Secretary of State: Limited evidence of voter fraud in 2020 election

By Bob Conrad

Nevada Secretary of State Barbara Cegavske on Wednesday released a detailed report responding to boxes of alleged evidence, provided by the Nevada GOP, of voter fraud.

She said there was little to no evidence to support what Nevada Republicans said were de facto cases of voter fraud. Most all allegations were unsubstantiated, could be explained by residency requirements or were simply unfounded, Cegasvske said.

Nevada Secretary of State Barbara Cegavske
Nevada Secretary of State Barbara Cegavske on the first day of the 81st session of the Nevada Legislature in Carson City on Monday, Feb. 1, 2021. (David Calvert/The Nevada Independent)

“On March 4, 2021, members of the Nevada GOP…delivered four boxes to the Capitol building in Carson City,” she said in a letter to the Republicans. “Over the following weeks, the elections staff inventoried and labeled the boxes and their contents and investigated the accompanying allegations of voter fraud. This consumed more than 125 hours of staff time.”

Although the Republicans said there were more than 122,000 records to support their fraud allegations, Cegasvke’s office found less than 4,000 records that were identified as “Elections Integrity Violation Reports (EIVRs). Our investigation into these documents revealed that some incidents were already under investigation. These involved discrete, readily verifiable events.”

Some cases of alleged double voting were referred to law enforcement or local registrars of voters for address verification.
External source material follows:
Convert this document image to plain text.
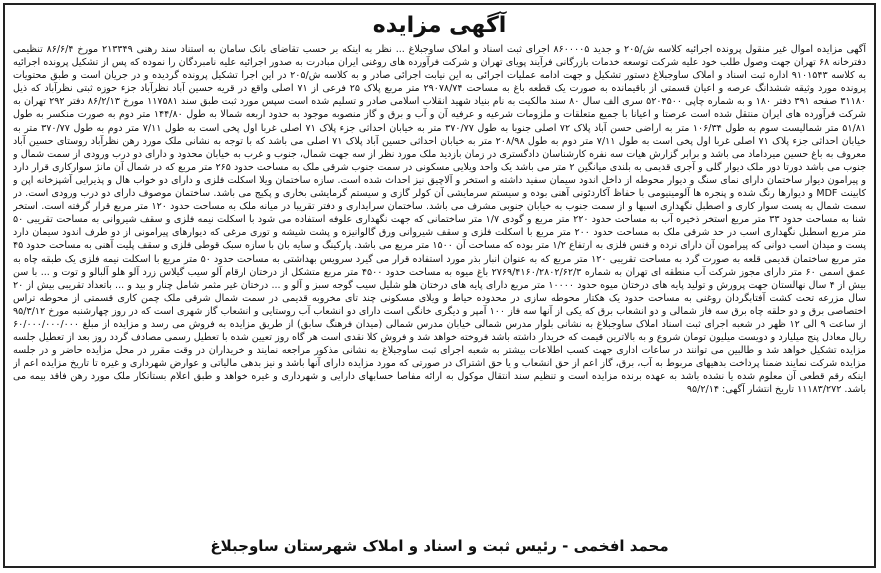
آگهی مزایده
آگهی مزایده اموال غیر منقول پرونده اجرائیه کلاسه ش/۲۰۵ و جدید ۸۶۰۰۰۰۵ اجرای ثبت اسناد و املاک ساوجبلاغ ... نظر به اینکه بر حسب تقاضای بانک سامان به استناد سند رهنی ۲۱۳۳۴۹ مورخ ۸۶/۶/۴ تنظیمی دفترخانه ۶۸ تهران جهت وصول طلب خود علیه شرکت توسعه خدمات بازرگانی فرآیند پویای تهران و شرکت فرآورده های روغنی ایران مبادرت به صدور اجرائیه علیه نامبردگان را نموده که پس از تشکیل پرونده اجرائیه به کلاسه ۹۱۰۱۵۴۳ اداره ثبت اسناد و املاک ساوجبلاغ دستور تشکیل و جهت ادامه عملیات اجرائی به این نیابت اجرائی صادر و به کلاسه ش/۲۰۵ در این اجرا تشکیل پرونده گردیده و در جریان است و طبق محتویات پرونده مورد وثیقه ششدانگ عرصه و اعیان قسمتی از باقیمانده به صورت یک قطعه باغ به مساحت ۲۹۰۷۸/۷۴ متر مربع پلاک ۲۵ فرعی از ۷۱ اصلی واقع در قریه حسین آباد نظرآباد جزء حوزه ثبتی نظرآباد که ذیل ۳۱۱۸۰ صفحه ۳۹۱ دفتر ۱۸۰ و به شماره چاپی ۵۲۰۴۵۰۰ سری الف سال ۸۰ سند مالکیت به نام بنیاد شهید انقلاب اسلامی صادر و تسلیم شده است سپس مورد ثبت طبق سند ۱۱۷۵۸۱ مورخ ۸۶/۲/۱۳ دفتر ۲۹۲ تهران به شرکت فرآورده های ایران منتقل شده است عرصتا و اعیانا با جمیع متعلقات و ملزومات شرعیه و عرفیه آن و آب و برق و گاز منصوبه موجود به حدود اربعه شمالا به طول ۱۴۴/۸۰ متر دوم به صورت منکسر به طول ۵۱/۸۱ متر شمالیست سوم به طول ۱۰۶/۳۴ متر به اراضی حسن آباد پلاک ۷۲ اصلی جنوبا به طول ۳۷۰/۷۷ متر به خیابان احداثی جزء پلاک ۷۱ اصلی غربا اول پخی است به طول ۷/۱۱ متر دوم به طول ۳۷۰/۷۷ متر به خیابان احداثی جزء پلاک ۷۱ اصلی غربا اول پخی است به طول ۷/۱۱ متر دوم به طول ۲۰۸/۹۸ متر به خیابان احداثی حسین آباد پلاک ۷۱ اصلی می باشد که با توجه به نشانی ملک مورد رهن نظرآباد روستای حسین آباد معروف به باغ حسین میرداماد می باشد و برابر گزارش هیات سه نفره کارشناسان دادگستری در زمان بازدید ملک مورد نظر از سه جهت شمال، جنوب و غرب به خیابان محدود و دارای دو درب ورودی از سمت شمال و جنوب می باشد دورتا دور ملک دیوار گلی و آجری قدیمی به بلندی میانگین ۲ متر می باشد یک واحد ویلایی مسکونی در سمت جنوب شرقی ملک به مساحت حدود ۲۶۵ متر مربع که در شمال آن مانژ سوارکاری قرار دارد و پیرامون دیوار ساختمان دارای نمای سنگ و دیوار محوطه از داخل اندود سیمان سفید داشته و استخر و آلاچیق نیز احداث شده است. سازه ساختمان ویلا اسکلت فلزی و دارای دو خواب هال و پذیرایی آشپزخانه اپن و کابینت MDF و دیوارها رنگ شده و پنجره ها آلومینیومی با حفاظ آکاردئونی آهنی بوده و سیستم سرمایشی آن کولر گازی و سیستم گرمایشی بخاری و پکیج می باشد. ساختمان موصوف دارای دو درب ورودی است. در سمت شمال به پست سوار کاری و اصطبل نگهداری اسبها و از سمت جنوب به خیابان جنوبی مشرف می باشد. ساختمان سرایداری و دفتر تقریبا در میانه ملک به مساحت حدود ۱۲۰ متر مربع قرار گرفته است. استخر شنا به مساحت حدود ۳۳ متر مربع استخر ذخیره آب به مساحت حدود ۲۲۰ متر مربع و گودی ۱/۷ متر ساختمانی که جهت نگهداری علوفه استفاده می شود با اسکلت نیمه فلزی و سقف شیروانی به مساحت تقریبی ۵۰ متر مربع اسطبل نگهداری اسب در حد شرقی ملک به مساحت حدود ۲۰۰ متر مربع با اسکلت فلزی و سقف شیروانی ورق گالوانیزه و پشت شیشه و توری مرغی که دیوارهای پیرامونی از دو طرف اندود سیمان دارد پست و میدان اسب دوانی که پیرامون آن دارای نرده و فنس فلزی به ارتفاع ۱/۲ متر بوده که مساحت آن ۱۵۰۰ متر مربع می باشد. پارکینگ و سایه بان با سازه سبک قوطی فلزی و سقف پلیت آهنی به مساحت حدود ۴۵ متر مربع ساختمان قدیمی قلعه به صورت گرد به مساحت تقریبی ۱۲۰ متر مربع که به عنوان انبار بذر مورد استفاده قرار می گیرد سرویس بهداشتی به مساحت حدود ۵۰ متر مربع با اسکلت نیمه فلزی یک طبقه چاه به عمق اسمی ۶۰ متر دارای مجوز شرکت آب منطقه ای تهران به شماره ۲۷۶۹/۴۱۶۰/۲۸۰۲/۶۲/۳ باغ میوه به مساحت حدود ۴۵۰۰ متر مربع متشکل از درختان ارقام آلو سیب گیلاس زرد آلو هلو آلبالو و توت و ... با سن بیش از ۴ سال نهالستان جهت پرورش و تولید پایه های درختان میوه حدود ۱۰۰۰۰ متر مربع دارای پایه های درختان هلو شلیل سیب گوجه سبز و آلو و ... درختان غیر مثمر شامل چنار و بید و ... باتعداد تقریبی بیش از ۲۰ سال مزرعه تحت کشت آفتابگردان روغنی به مساحت حدود یک هکتار محوطه سازی در محدوده حیاط و ویلای مسکونی چند تای مخروبه قدیمی در سمت شمال شرقی ملک چمن کاری قسمتی از محوطه تراس اختصاصی برق و دو حلقه چاه برق سه فاز شمالی و دو انشعاب برق که یکی از آنها سه فاز ۱۰۰ آمپر و دیگری خانگی است دارای دو انشعاب آب روستایی و انشعاب گاز شهری است که در روز چهارشنبه مورخ ۹۵/۳/۱۲ از ساعت ۹ الی ۱۲ ظهر در شعبه اجرای ثبت اسناد املاک ساوجبلاغ به نشانی بلوار مدرس شمالی خیابان مدرس شمالی (میدان فرهنگ سابق) از طریق مزایده به فروش می رسد و مزایده از مبلغ ۶۰/۰۰۰/۰۰۰/۰۰۰ ریال معادل پنج میلیارد و دویست میلیون تومان شروع و به بالاترین قیمت که خریدار داشته باشد فروخته خواهد شد و فروش کلا نقدی است هر گاه روز تعیین شده با تعطیل رسمی مصادف گردد روز بعد از تعطیل جلسه مزایده تشکیل خواهد شد و طالبین می توانند در ساعات اداری جهت کسب اطلاعات بیشتر به شعبه اجرای ثبت ساوجبلاغ به نشانی مذکور مراجعه نمایند و خریداران در وقت مقرر در محل مزایده حاضر و در جلسه مزایده شرکت نمایند ضمنا پرداخت بدهیهای مربوط به آب، برق، گاز اعم از حق انشعاب و یا حق اشتراک در صورتی که مورد مزایده دارای آنها باشد و نیز بدهی مالیاتی و عوارض شهرداری و غیره تا تاریخ مزایده اعم از اینکه رقم قطعی آن معلوم شده یا نشده باشد به عهده برنده مزایده است و تنظیم سند انتقال موکول به ارائه مفاصا حسابهای دارایی و شهرداری و غیره خواهد و طبق اعلام بستانکار ملک مورد رهن فاقد بیمه می باشد. ۱۱۱۸۳/۲۷۲ تاریخ انتشار آگهی: ۹۵/۲/۱۴
محمد افخمی - رئیس ثبت و اسناد و املاک شهرستان ساوجبلاغ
Many allegations of impropriety, such as out of state voters voting in Nevada, can be explained, Cegavske said, by simple situations involving address changes, deaths or permanent versus temporary residencies — college students attending schools out of state, for example.

“There are reasons why a Nevada-registered voter may permanently or temporarily live out of state, including to attend college or to satisfy military orders,” Cegasvke’s report said. “This request to verify the Nevada residency of more than 15,000 individuals is unreasonable, as it is not likely to lead to the discovery of evidence of a crime or a violation of Nevada election law.”

Cegavske, a Republican who was recently censured by Nevada Republicans for allegedly failing to uphold voter fraud allegations, said evidence was scant in support of their claims.

“While the NVGOP raises policy concerns about the integrity of mail-in voting, automatic voter registration, and same-day voter registration, these concerns do not amount to evidentiary support for the contention that the 2020 general election was plagued by widespread voter fraud,” she said.

In response to getting censured by the GOP, she responded:

“My job is to carry out the duties of my office as enacted by the Nevada Legislature, not carry water for the state GOP or put my thumb on the scale of democracy.

“Unfortunately, members of my own party continue to believe the 2020 general election was wrought with fraud — and that somehow I had a part in it — despite a complete lack of evidence to support that belief.”